Initially, all respondents were asked if they currently had a ‘rainy day fund’ – i.e. money set aside in case of household emergencies, such as a boiler breakdown. 69% revealed that they did indeed have an emergency fund, whilst 31% said they did not.
Respondents with emergency savings were then asked where they kept their savings, to which just over a quarter (27%) revealed it was cash somewhere safe, while 73% choose to keep theirs in a savings account or bank.
Those with rainy day funds were asked how much they had saved up for emergencies, with the average amount found to be £1,800. Broken down further: 18% had saved between £0-£500, 15% had £500-£1,000, 26% had £1,000-£1,500, 24% had £1,500-£2,000, and 17% had over £2,000.
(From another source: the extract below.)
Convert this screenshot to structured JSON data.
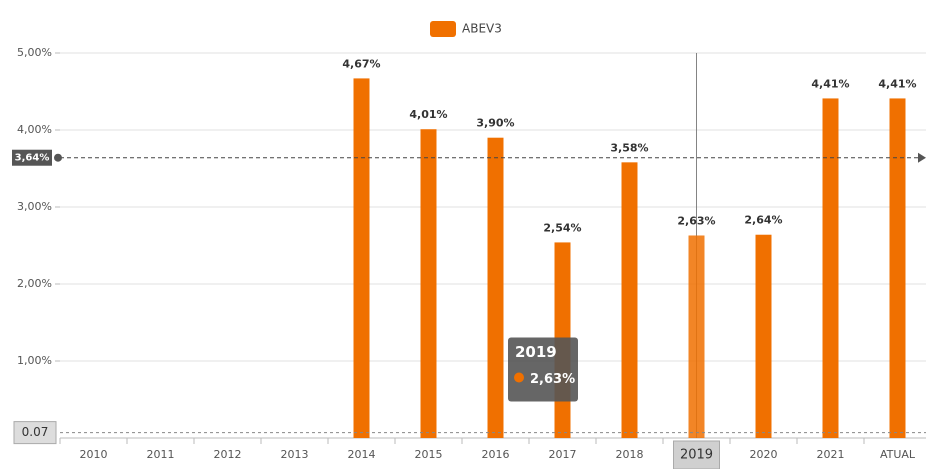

With the average cost of replacing a boiler at £1,500, 59% of those with an emergency fund would not have enough set aside to cover the cost. Added to the 31% without any savings, this means that 72% of all respondents would not have funds the saved to replace a boiler should they encounter any issues with theirs.
Following on from this, all respondents that do not have an emergency fund were then asked the reason why they did not have one, and the most common answers were found to be ‘I/we don’t have enough money to put aside’ (30%), ‘I’m/we’re not worried about having an emergency fund’ (23%), and ‘I/we have enough income coming in to cover any last-minute emergencies’ (17%).
Of the participants currently without a rainy day fund, 41% said that they had previously had one, but had needed to dip into it and were yet to replace the amount. When asked what they would do in case of an emergency, 40% said they had no contingency plans, 21% said they would pay out of their current account, and 14% said they would consider a short term loan.